Легкость взаимного молчания - Роман Романски
Шрифт:
Интервал:
Закладка:
Если вы когда-нибудь писали на салфетках, то знаете, что это довольно трудоемкое занятие, по сравнению с письмом, например, в блокноте. Выводить буквы приходится медленно, аккуратно, так, чтобы не порвалась бумага. Правда, можно писать гелиевой ручкой. Тогда письмо будет получаться быстрее, но будет большая вероятность того, что чернила растекутся. У меня в тот вечер была обычная шариковая ручка. И именно она нас тогда соединяла.
После тостов «За удивительное!» и «За знакомство» мы молча сидели минут пятнадцать, смотря друг на друга, начиная улыбаться уже не только уголками губ и глаз.

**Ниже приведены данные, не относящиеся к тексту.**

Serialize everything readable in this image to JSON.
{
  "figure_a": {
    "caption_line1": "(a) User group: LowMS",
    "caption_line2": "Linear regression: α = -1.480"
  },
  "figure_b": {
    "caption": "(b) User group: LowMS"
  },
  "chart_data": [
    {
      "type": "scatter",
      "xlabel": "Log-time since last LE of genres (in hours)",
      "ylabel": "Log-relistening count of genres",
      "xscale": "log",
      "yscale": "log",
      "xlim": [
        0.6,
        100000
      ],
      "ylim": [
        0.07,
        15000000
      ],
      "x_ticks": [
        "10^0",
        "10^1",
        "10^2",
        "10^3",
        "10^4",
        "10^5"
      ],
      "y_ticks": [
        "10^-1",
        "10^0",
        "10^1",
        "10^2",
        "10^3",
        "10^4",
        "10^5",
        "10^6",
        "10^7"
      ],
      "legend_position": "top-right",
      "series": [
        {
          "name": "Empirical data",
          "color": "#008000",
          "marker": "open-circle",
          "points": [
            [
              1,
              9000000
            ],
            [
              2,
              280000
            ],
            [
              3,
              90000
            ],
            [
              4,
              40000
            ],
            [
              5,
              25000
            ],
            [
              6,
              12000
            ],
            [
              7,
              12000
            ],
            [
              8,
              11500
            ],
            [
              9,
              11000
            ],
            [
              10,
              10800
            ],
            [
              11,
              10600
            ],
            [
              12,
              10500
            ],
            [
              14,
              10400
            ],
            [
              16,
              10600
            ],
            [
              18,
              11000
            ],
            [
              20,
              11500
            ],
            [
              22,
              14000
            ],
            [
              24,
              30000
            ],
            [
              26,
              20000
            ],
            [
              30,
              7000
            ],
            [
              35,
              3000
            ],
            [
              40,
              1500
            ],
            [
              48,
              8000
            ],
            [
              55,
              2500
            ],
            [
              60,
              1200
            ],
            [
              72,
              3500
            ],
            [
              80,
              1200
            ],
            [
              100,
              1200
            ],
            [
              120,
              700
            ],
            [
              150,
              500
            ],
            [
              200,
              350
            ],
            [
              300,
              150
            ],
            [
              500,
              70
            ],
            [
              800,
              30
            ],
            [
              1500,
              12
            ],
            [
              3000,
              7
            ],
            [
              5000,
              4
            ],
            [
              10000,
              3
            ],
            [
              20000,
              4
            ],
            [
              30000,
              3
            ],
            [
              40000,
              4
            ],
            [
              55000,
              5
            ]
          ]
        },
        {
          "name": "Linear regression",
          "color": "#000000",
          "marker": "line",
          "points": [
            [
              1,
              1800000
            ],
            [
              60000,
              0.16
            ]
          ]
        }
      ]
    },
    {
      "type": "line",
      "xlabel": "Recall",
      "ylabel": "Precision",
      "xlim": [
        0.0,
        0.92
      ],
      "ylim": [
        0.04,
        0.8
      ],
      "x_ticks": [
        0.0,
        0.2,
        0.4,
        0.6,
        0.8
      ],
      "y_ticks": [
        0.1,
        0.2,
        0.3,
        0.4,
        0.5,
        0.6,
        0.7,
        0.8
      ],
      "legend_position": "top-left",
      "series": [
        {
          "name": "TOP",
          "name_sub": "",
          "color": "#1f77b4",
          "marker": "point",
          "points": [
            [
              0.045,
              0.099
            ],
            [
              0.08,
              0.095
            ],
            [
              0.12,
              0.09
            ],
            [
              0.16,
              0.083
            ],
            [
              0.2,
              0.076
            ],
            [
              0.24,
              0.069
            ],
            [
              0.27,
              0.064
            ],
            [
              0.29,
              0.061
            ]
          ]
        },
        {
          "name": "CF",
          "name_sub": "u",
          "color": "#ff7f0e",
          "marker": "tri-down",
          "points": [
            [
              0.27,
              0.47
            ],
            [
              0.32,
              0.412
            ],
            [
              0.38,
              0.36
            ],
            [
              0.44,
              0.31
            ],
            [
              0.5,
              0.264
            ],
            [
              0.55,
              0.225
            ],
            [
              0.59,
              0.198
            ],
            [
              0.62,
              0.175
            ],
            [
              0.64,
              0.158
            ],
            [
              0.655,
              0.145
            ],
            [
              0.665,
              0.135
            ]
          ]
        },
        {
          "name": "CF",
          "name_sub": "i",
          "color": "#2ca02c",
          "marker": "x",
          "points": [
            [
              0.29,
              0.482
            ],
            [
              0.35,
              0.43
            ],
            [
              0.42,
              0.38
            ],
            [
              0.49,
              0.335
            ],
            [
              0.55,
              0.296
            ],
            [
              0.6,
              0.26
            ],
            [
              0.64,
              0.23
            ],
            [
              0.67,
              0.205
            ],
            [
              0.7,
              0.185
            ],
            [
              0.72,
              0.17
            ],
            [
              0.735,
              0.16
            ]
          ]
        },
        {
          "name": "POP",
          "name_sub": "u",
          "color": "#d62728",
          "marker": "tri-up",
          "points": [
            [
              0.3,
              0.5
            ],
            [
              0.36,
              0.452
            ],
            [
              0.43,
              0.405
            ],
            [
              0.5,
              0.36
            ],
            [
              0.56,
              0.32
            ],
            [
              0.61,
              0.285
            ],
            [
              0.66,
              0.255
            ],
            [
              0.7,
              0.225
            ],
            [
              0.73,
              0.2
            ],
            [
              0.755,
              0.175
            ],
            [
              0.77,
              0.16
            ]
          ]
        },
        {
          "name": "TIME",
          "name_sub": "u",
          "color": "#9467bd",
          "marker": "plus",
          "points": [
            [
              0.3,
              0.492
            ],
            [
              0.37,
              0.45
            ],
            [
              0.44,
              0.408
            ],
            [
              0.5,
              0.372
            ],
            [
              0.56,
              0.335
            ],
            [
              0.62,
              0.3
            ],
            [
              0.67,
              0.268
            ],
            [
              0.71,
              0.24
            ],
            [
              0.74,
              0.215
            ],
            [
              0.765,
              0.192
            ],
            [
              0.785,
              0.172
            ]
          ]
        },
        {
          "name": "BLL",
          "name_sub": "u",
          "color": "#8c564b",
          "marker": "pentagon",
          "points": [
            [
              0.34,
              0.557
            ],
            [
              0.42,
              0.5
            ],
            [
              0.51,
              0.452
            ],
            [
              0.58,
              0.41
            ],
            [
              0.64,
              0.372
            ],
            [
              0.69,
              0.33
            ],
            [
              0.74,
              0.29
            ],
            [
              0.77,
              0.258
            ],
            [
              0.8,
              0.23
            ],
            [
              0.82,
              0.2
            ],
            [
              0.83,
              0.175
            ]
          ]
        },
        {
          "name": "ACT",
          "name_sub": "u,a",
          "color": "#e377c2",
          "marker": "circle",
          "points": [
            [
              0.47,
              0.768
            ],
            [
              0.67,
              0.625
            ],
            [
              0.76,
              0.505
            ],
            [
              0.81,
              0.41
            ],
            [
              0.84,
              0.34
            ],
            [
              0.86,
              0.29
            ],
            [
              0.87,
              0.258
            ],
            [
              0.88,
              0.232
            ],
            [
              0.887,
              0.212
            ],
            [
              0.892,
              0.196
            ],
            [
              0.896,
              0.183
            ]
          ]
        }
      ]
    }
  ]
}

В кафе вошел мужчина. Он сел в центр зала и сразу сделал заказ, не взглянув на меню. Явный завсегдатай того заведения. Я бы не стал его вспоминать, да и не вспомнил, если бы не тот факт, что мужчина начал пристально наблюдать за Аней. Она чувствовала на себе его взгляд. Он не отводил от нее глаз, даже когда она смотрела на него.
Через какое-то время девушка в золотом сарафане и моем пиджаке написала на салфетке: «Что ты делаешь в ближайшие дни?»
Я: «Свободен. Для тебя».
Она: «Тогда хорошо. Поедем ко мне».
Я взял новую салфетку и посмотрел на мужчину, который, как прежде, продолжал внимательно изучать Аню.
Я: «Да! Ты его знаешь?».
Она: «Нет. Выходи на улицу и жди меня».
Я вышел. Сильный дождь смывал уличную грязь, и она бежала вместе с потоками воды в канализацию. Город уже был готов стать обновленным, оставалось только дождаться конца дождя. Но мне тогда хотелось, чтобы дождь не заканчивался, я жаждал оставить эту атмосферу как можно дольше.
Я ждал, когда Аня выйдет из кафе. Я думал о ней. Хотя она и закроется от ливня моим пиджаком, но он, непременно, не сможет ее полностью защитить от воды. И тогда ее волосы опять намокнут и завьются, а капли дождя пробегут ручьем по всему лицу, ненадолго останавливаясь на алых губах. Часть этих капель скатится по шее, а часть – упадет на землю и сольется с ручьями, бегущими по земле.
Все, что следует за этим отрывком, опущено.